Inflammatory bowel disease (IBD) has become a common global health problem as prevalence continues to rise. It is often associated with increased risk of colorectal cancer (CRC) development. Limitations in current IBD biomarker-based diagnosis hinder the accuracy of early detection of CRC progression. Therefore, in this study, we proposed the use of transcription factor (TF)-based biomarkers that can potentially detect the transition of IBD to CRC. Various bioinformatic analysis and online database validations, and RT-qPCR validations were performed to identify possible diagnostic TFs. RUNX1 was identified as a promising TF that regulates 106 IBD/CRC-related genes.
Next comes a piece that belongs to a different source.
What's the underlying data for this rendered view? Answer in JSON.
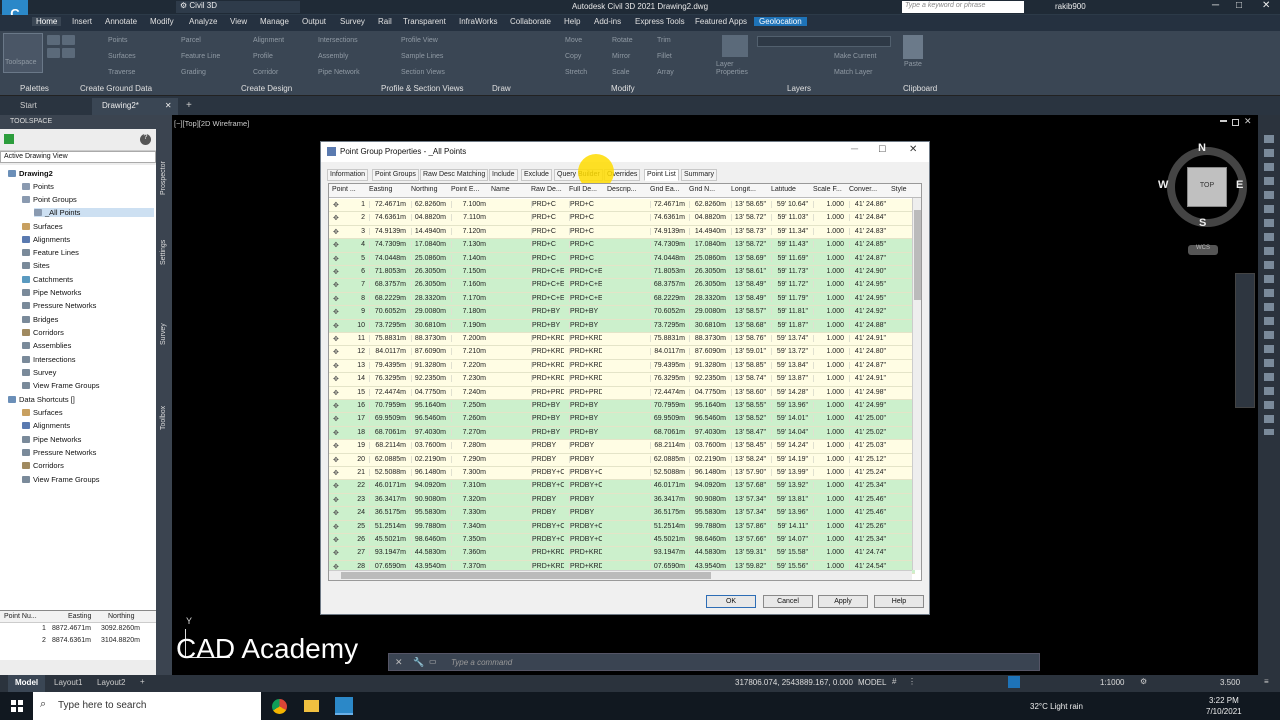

The incorporation of RUNX1 in combination with currently known IBD biomarkers, FEV + NFKB1 + RELA, achieved a comparable sensitivity and specificity scores of 99% and 87%, respectively, while RUNX1 in combination with known CRC markers, CEA + TIMP1 + CA724 + CA199, achieved a sensitivity and specificity score of 97% and 99%, respectively. Furthermore, a small pilot RT-qPCR-based analysis confirmed a demarcated shift in expression profiles in CA724, CEA, RUNX1 and TIMP1 in IBD patients compared to CRC patients' tissue samples. Specifically, CA724 is noticeably elevated in IBD, while the levels of CEA, RUNX1 with TIMP1 are probable genes that may be employed in discerning IBD progression to CRC. Therefore, these preliminary results once validated in large patient cohorts could potentially have a significant impact on CRC disease stratification, resulting in a more precise prediction for treatment and treatment outcomes, especially in South African patients.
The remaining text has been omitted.